The Irish couldn't punch it in and Kyle Brindza kicked a 22-yard field goal with 20 seconds left to tie it at 13.
Two of the nation's best defenses figured to dictate the game on a gray rainy day in South Bend, and they didn't disappoint.
Notre Dame defensive tackle Stephon Tuitt was in the Stanford backfield all day and Manti Te'o was all over Stanford ballcarriers.
On the other side, Shayne Skov and Ben Gardner gave Golson and the Irish very little room to operate.
Golson alternated between scary and spectacular all day, completing 12 of 24 for 141 yards and a touchdown. He also lost two key fumbles _ one that gave Stanford a touchdown and the other that gave the Cardinal the ball back after he made a long run deep into Stanford territory.
Josh Nunes had a similar day for Stanford, going 12 for 25 for 125 yards with two interceptions
The Irish got their offense going in the third quarter, outgaining Stanford 114-19, but couldn't get any points, in part because Golson fumbled inside the Cardinal 20.
Notre Dame finally found the end zone on the first play of the fourth quarter. On a third-and-18 from the 24, Golson lofted a pass to the front corner of the end zone that the 6-foot-6 Eifert came down with a for a touchdown and a 10-10 tie.
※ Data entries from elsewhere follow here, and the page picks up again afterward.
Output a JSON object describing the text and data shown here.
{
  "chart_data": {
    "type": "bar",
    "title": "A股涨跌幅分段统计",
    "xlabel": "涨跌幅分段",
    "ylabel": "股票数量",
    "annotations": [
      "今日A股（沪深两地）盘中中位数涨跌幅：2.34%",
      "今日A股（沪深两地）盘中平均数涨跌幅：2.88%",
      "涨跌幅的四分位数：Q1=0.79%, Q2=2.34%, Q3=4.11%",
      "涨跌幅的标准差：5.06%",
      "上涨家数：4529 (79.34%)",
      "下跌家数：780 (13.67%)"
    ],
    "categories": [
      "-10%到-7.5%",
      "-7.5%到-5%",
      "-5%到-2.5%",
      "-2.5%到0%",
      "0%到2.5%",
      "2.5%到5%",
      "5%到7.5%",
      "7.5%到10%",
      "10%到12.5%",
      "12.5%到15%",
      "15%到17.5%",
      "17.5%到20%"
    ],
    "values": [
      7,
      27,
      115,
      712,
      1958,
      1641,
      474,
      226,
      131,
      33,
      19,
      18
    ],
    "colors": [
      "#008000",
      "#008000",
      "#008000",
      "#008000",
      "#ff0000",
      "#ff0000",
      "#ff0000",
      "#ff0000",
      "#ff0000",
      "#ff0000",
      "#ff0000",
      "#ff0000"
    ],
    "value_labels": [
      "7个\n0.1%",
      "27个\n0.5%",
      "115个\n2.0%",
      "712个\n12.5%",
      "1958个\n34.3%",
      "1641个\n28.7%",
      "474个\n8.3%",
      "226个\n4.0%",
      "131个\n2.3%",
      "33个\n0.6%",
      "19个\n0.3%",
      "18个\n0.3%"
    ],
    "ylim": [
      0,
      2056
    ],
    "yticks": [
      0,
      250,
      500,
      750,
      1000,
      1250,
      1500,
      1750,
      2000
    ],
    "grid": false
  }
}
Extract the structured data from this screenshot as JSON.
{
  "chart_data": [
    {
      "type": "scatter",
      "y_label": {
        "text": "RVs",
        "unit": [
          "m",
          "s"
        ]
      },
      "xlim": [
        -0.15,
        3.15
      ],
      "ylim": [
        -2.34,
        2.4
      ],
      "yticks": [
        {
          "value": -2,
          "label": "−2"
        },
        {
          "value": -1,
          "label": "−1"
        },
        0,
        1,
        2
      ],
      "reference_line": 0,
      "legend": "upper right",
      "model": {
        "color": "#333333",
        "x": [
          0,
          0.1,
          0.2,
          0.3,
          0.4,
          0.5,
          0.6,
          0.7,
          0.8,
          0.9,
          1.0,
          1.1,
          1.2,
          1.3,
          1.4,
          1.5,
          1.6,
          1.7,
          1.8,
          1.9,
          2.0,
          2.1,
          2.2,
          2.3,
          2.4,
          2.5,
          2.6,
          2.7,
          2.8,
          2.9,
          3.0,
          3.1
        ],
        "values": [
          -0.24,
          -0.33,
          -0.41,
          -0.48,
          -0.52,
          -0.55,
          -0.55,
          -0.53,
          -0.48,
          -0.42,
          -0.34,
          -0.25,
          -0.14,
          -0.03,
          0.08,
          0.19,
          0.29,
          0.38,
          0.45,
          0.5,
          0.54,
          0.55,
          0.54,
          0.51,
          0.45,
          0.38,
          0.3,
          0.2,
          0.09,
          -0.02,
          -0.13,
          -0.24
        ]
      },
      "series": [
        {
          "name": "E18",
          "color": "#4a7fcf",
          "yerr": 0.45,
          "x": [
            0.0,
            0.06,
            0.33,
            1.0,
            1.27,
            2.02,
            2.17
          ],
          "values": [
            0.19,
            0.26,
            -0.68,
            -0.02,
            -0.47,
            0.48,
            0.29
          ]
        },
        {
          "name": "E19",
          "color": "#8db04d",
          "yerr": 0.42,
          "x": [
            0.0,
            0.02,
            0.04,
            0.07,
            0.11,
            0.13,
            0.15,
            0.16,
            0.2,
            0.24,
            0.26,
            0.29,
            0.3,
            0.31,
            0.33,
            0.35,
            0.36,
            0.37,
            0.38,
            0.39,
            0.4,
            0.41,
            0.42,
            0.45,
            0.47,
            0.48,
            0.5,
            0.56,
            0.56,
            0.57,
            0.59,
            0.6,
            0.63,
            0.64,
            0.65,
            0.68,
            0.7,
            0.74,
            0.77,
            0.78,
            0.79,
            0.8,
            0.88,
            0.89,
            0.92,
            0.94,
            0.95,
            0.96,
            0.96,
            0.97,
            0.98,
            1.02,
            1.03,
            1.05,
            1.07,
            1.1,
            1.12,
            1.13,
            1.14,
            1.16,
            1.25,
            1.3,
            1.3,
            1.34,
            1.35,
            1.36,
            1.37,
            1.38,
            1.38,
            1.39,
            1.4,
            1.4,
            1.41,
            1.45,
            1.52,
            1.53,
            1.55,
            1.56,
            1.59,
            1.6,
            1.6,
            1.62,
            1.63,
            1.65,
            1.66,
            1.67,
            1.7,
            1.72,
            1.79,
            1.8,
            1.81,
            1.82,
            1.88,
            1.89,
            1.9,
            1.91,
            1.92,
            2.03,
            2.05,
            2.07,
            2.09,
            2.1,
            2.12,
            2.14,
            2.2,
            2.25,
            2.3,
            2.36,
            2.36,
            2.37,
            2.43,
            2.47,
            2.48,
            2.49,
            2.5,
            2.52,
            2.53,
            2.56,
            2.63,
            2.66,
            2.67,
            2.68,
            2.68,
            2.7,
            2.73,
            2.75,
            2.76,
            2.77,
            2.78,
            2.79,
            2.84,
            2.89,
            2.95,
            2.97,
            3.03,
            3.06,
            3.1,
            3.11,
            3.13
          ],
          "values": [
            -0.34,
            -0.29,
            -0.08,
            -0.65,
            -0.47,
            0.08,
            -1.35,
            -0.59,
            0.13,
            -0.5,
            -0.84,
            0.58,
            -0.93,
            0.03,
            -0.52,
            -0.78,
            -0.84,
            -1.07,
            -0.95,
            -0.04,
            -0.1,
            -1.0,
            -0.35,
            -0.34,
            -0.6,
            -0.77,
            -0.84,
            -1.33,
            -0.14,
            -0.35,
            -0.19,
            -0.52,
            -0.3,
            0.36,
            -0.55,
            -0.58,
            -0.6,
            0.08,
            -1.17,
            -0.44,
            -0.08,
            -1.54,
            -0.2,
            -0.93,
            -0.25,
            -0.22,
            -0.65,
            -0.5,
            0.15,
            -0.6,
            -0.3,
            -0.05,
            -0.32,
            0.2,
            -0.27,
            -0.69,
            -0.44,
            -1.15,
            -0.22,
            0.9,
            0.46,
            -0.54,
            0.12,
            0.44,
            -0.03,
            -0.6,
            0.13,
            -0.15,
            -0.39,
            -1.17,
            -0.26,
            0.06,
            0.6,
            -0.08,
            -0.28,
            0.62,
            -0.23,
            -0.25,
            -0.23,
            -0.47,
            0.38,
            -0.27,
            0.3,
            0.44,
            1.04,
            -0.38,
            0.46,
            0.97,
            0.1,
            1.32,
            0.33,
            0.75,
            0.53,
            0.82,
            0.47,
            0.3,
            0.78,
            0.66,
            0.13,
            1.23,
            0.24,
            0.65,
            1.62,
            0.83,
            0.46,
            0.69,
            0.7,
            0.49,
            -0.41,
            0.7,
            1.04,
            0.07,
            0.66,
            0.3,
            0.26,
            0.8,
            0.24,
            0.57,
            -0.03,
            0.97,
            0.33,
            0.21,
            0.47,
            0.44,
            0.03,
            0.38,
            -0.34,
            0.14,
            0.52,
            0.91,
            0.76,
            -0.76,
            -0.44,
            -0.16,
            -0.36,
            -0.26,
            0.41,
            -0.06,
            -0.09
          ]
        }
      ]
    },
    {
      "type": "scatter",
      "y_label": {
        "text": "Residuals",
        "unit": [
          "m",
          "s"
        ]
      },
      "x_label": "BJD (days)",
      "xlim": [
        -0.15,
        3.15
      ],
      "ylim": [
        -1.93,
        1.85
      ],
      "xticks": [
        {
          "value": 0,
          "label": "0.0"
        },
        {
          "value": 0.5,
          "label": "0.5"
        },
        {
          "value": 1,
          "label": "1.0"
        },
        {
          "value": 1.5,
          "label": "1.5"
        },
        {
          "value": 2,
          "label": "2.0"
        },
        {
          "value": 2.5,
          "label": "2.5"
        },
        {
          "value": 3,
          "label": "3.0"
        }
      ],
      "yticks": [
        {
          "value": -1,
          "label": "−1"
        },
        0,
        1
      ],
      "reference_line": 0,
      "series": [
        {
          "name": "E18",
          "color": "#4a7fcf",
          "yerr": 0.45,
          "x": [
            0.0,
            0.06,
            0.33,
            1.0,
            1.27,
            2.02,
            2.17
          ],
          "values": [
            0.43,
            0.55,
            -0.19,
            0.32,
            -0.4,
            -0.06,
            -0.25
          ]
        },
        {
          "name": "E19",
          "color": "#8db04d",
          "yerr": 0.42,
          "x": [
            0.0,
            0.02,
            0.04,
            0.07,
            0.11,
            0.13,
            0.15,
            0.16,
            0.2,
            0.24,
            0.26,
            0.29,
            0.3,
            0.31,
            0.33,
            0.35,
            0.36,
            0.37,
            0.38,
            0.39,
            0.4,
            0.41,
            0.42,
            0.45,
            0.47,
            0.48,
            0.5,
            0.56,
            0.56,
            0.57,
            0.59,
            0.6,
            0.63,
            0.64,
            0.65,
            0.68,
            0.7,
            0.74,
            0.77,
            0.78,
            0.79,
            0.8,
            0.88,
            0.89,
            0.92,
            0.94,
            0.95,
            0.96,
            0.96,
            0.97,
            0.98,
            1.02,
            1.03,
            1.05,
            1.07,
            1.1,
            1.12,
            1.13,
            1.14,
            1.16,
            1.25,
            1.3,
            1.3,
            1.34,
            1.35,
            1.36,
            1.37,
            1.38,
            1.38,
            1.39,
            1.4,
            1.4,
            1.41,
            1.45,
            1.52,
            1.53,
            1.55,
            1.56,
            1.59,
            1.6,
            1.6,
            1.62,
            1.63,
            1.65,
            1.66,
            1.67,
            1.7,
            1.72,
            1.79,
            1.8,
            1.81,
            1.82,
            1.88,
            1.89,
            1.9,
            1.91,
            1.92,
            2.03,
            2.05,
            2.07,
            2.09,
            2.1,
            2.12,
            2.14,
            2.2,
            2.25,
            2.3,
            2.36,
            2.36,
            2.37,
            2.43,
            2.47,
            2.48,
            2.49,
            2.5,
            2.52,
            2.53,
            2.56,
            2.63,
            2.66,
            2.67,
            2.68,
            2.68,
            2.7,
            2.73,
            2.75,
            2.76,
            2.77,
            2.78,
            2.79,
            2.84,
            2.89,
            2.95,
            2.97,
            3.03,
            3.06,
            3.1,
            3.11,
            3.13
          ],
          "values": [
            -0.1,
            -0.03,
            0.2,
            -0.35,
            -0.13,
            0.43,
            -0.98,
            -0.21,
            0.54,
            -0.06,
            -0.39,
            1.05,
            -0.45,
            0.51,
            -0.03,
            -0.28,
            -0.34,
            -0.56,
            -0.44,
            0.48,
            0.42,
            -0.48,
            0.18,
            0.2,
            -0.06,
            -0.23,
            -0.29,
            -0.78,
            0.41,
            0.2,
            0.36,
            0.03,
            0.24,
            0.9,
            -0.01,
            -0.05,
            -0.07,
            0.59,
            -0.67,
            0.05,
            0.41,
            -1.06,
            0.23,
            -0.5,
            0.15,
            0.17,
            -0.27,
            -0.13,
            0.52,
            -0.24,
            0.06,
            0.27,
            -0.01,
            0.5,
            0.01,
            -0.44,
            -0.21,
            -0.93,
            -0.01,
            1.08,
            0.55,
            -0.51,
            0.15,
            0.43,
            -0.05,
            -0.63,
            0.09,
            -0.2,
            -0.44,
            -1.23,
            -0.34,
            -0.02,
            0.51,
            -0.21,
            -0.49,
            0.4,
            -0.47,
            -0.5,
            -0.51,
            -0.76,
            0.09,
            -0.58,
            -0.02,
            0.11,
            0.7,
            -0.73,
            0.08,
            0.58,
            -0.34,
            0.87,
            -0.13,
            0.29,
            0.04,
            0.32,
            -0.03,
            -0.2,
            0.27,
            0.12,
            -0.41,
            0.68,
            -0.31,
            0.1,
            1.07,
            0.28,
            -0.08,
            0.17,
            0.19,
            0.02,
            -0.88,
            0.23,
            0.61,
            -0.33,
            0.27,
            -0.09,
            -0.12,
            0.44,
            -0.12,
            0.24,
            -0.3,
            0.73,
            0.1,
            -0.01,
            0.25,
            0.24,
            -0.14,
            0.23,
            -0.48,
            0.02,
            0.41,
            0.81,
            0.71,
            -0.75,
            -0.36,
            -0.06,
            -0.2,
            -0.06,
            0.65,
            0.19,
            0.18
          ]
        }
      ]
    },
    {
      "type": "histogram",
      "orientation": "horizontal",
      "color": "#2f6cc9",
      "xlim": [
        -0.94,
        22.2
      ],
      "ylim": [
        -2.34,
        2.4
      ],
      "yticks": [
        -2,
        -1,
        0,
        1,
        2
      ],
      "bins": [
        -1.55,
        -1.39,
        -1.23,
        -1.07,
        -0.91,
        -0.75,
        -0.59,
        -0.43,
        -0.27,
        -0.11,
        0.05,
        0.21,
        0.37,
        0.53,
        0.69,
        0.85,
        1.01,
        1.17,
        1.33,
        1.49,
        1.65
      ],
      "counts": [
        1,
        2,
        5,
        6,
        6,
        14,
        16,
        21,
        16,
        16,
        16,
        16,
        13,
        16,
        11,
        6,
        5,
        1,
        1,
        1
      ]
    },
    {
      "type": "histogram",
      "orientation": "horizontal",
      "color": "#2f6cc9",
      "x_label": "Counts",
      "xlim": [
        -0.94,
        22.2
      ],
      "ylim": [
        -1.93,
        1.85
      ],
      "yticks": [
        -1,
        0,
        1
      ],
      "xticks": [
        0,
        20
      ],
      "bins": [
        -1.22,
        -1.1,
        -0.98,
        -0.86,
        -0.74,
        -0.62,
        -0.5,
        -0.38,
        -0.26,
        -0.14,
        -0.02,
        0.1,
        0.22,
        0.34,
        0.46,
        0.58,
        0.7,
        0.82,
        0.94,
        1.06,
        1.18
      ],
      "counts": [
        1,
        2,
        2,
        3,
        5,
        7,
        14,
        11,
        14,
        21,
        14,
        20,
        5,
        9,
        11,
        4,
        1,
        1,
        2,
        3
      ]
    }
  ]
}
Nunes, Taylor and the Cardinal responded with their best drive of the game, a methodical 16-play, 65-yard march that took 8:03 off the clock and reached the Notre Dame 3. The Irish got a stop on third down Williamson's 27-yard field goal made it 13-10 with 6:12 left.
The third season under a coach has traditionally been a memorable one at Notre Dame. Frank Leahy, Ara Parseghian, Dan Devine and Lou Holtz all won national titles in Year 3 of coaching the Irish.
Brian Kelly's third season in South Bend was already starting to feel as if it could be special, too. Against Stanford, the Irish raised the stakes even higher.
"Six weeks left with this group, they leave here knowing they can win with the plan," Kelly said.